Banks hold redundant contracts because they both buy and sell default protection on the same company with different customers. Tearing up offsetting swaps will make it easier to settle remaining contracts that may be triggered after Thomson deferred payments on private notes.

The electronics company’s credit event is the first since the so-called Small Bang standardized default swaps on European companies in July, allowing contracts triggered by debt restructuring to be settled at auctions. The Paris-based company is trying to reorganize 2.8 billion euros ($4 billion) of debt to avert bankruptcy.

“The industry is pursuing all opportunities to ensure the smooth operation of the new settlement process,” Henrik Nilsson, TriOptima’s head of product development, said in a statement.

Traders ruled Aug. 12 that Thomson’s deferral of a $72.5 million repayment on its 6.05 percent privately placed notes was a so-called restructuring credit event.

Investors bought or sold more than 11,000 individual swaps contracts worth a net $2 billion on Thomson debt as of Aug. 14, according to data compiled by Depository Trust & Clearing Corp. The trades have a gross notional exposure of $46 billion.

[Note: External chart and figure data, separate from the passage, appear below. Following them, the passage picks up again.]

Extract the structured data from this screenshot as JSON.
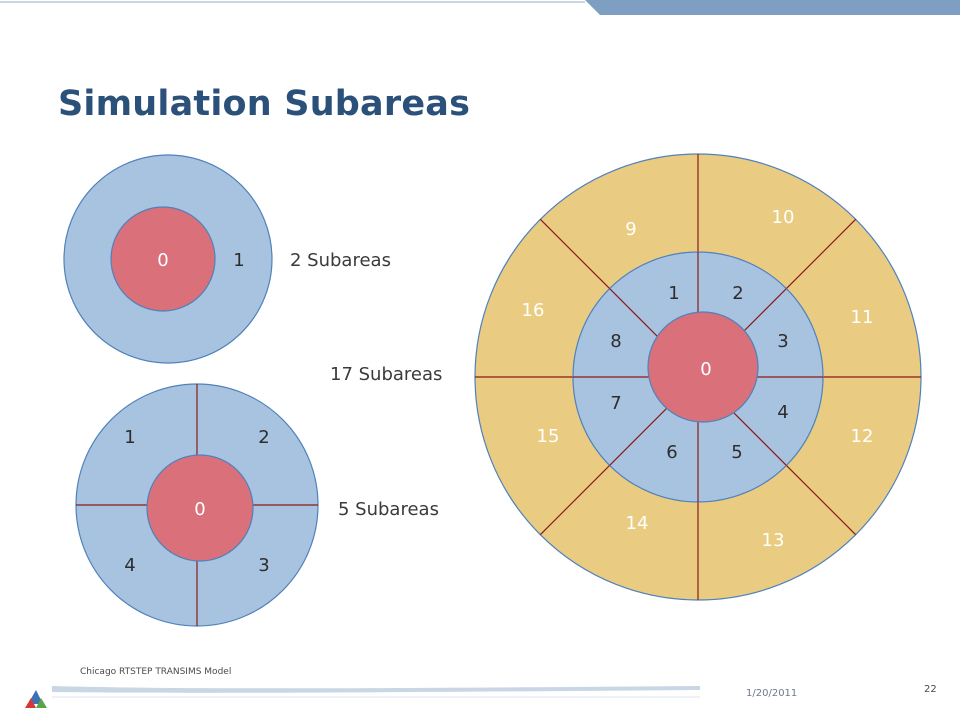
{
  "slide": {
    "title": "Simulation Subareas",
    "footer_text": "Chicago RTSTEP TRANSIMS Model",
    "date": "1/20/2011",
    "page_number": "22"
  },
  "colors": {
    "title": "#2b5079",
    "inner_fill": "#d9707a",
    "ring_fill": "#a8c3df",
    "outer_fill": "#e9cc82",
    "outline": "#4f81bd",
    "divider": "#8b1a1a",
    "header_bar": "#7f9fc2"
  },
  "diagrams": {
    "two": {
      "caption": "2 Subareas",
      "labels": [
        "0",
        "1"
      ]
    },
    "five": {
      "caption": "5 Subareas",
      "labels": [
        "0",
        "1",
        "2",
        "3",
        "4"
      ]
    },
    "seventeen": {
      "caption": "17 Subareas",
      "center_label": "0",
      "inner_labels": [
        "1",
        "2",
        "3",
        "4",
        "5",
        "6",
        "7",
        "8"
      ],
      "outer_labels": [
        "9",
        "10",
        "11",
        "12",
        "13",
        "14",
        "15",
        "16"
      ]
    }
  }
}
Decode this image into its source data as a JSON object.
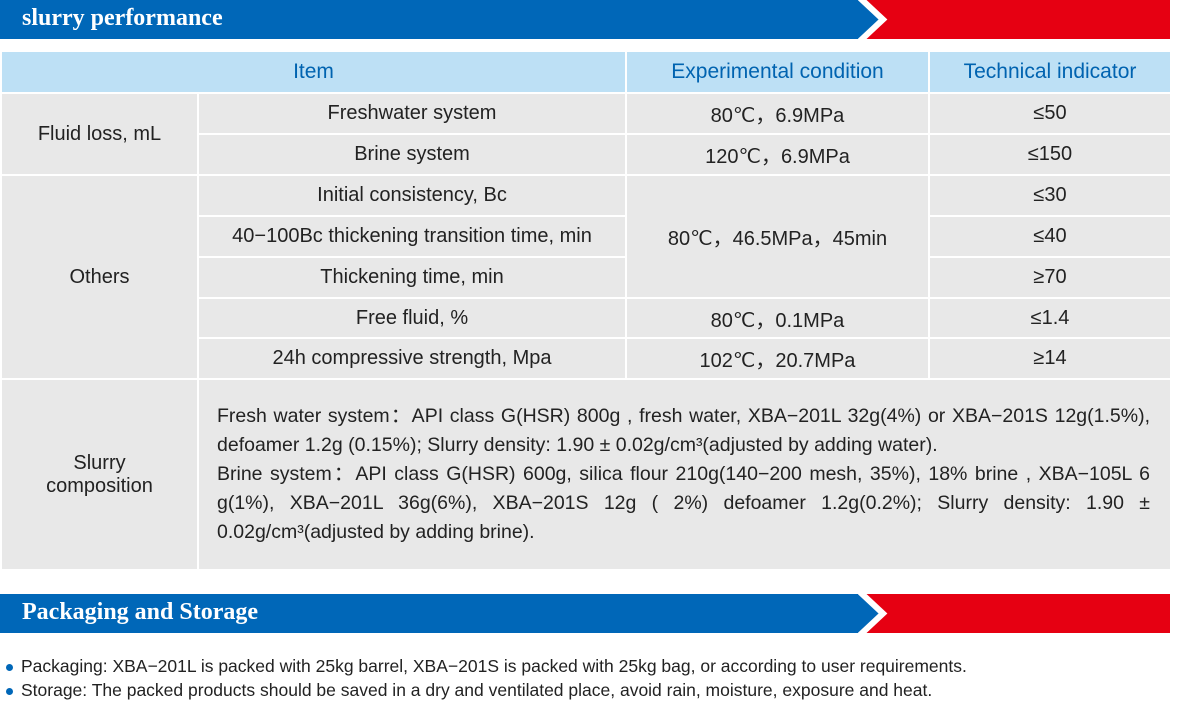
{
  "section1": {
    "title": "slurry performance"
  },
  "table": {
    "headers": [
      "Item",
      "Experimental condition",
      "Technical indicator"
    ],
    "fluid_loss": {
      "label": "Fluid loss, mL",
      "rows": [
        {
          "item": "Freshwater system",
          "condition": "80℃，6.9MPa",
          "indicator": "≤50"
        },
        {
          "item": "Brine system",
          "condition": "120℃，6.9MPa",
          "indicator": "≤150"
        }
      ]
    },
    "others": {
      "label": "Others",
      "rows": [
        {
          "item": "Initial consistency, Bc",
          "indicator": "≤30"
        },
        {
          "item": "40−100Bc thickening transition time, min",
          "condition": "80℃，46.5MPa，45min",
          "indicator": "≤40"
        },
        {
          "item": "Thickening time, min",
          "indicator": "≥70"
        },
        {
          "item": "Free fluid, %",
          "condition": "80℃，0.1MPa",
          "indicator": "≤1.4"
        },
        {
          "item": "24h compressive strength, Mpa",
          "condition": "102℃，20.7MPa",
          "indicator": "≥14"
        }
      ]
    },
    "composition": {
      "label": "Slurry composition",
      "fresh": "Fresh water system：API  class G(HSR) 800g , fresh water, XBA−201L  32g(4%) or XBA−201S 12g(1.5%), defoamer 1.2g (0.15%); Slurry density: 1.90 ± 0.02g/cm³(adjusted by adding water).",
      "brine": "Brine system：API  class G(HSR) 600g, silica flour 210g(140−200 mesh, 35%), 18% brine , XBA−105L 6 g(1%), XBA−201L 36g(6%), XBA−201S 12g ( 2%) defoamer 1.2g(0.2%); Slurry density: 1.90 ± 0.02g/cm³(adjusted by adding brine)."
    }
  },
  "section2": {
    "title": "Packaging and Storage",
    "bullets": [
      "Packaging: XBA−201L is packed with 25kg barrel, XBA−201S is packed with 25kg bag, or according to user requirements.",
      "Storage: The packed products should be saved in a dry and ventilated place, avoid rain, moisture, exposure and heat."
    ]
  },
  "colors": {
    "blue": "#0067b8",
    "red": "#e60012",
    "header_bg": "#bde0f5",
    "cell_bg": "#e8e8e8"
  }
}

A further $2.5 billion of default protection with a gross exposure of $18 billion was traded through contracts on indexes.

Index Trades

Stockholm-based TriOptima eliminated 2,515 trades on portions of credit swaps indexes referencing Thomson on Aug. 14, according to the statement. The company operates a so-called portfolio compression platform that reduces the notional size of the credit derivatives market by canceling redundant trades. The process is a response to regulators’ efforts to clean up the privately negotiated derivatives market.

“The idea is to compress as much as possible and simplify positions as much as possible ahead of the auction so the decision-making process is easier,” said Matthew Leeming, head of European credit derivatives strategy at Barclays Capital in London. “It’s easier to determine the best course of action if you have a less complex position to manage.”

Credit-default swaps, contracts conceived to protect bondholders against default, pay the buyer face value in exchange for the underlying securities or the cash equivalent should a company fail to adhere to its debt agreements.

Contracts tied to Thomson were quoted at 26.2 percent upfront and five percent a year, according to CMA DataVision. That means it costs 2.62 million euros in advance and 500,000 euros a year to protect 10 million euros of the company’s debt from default for five years.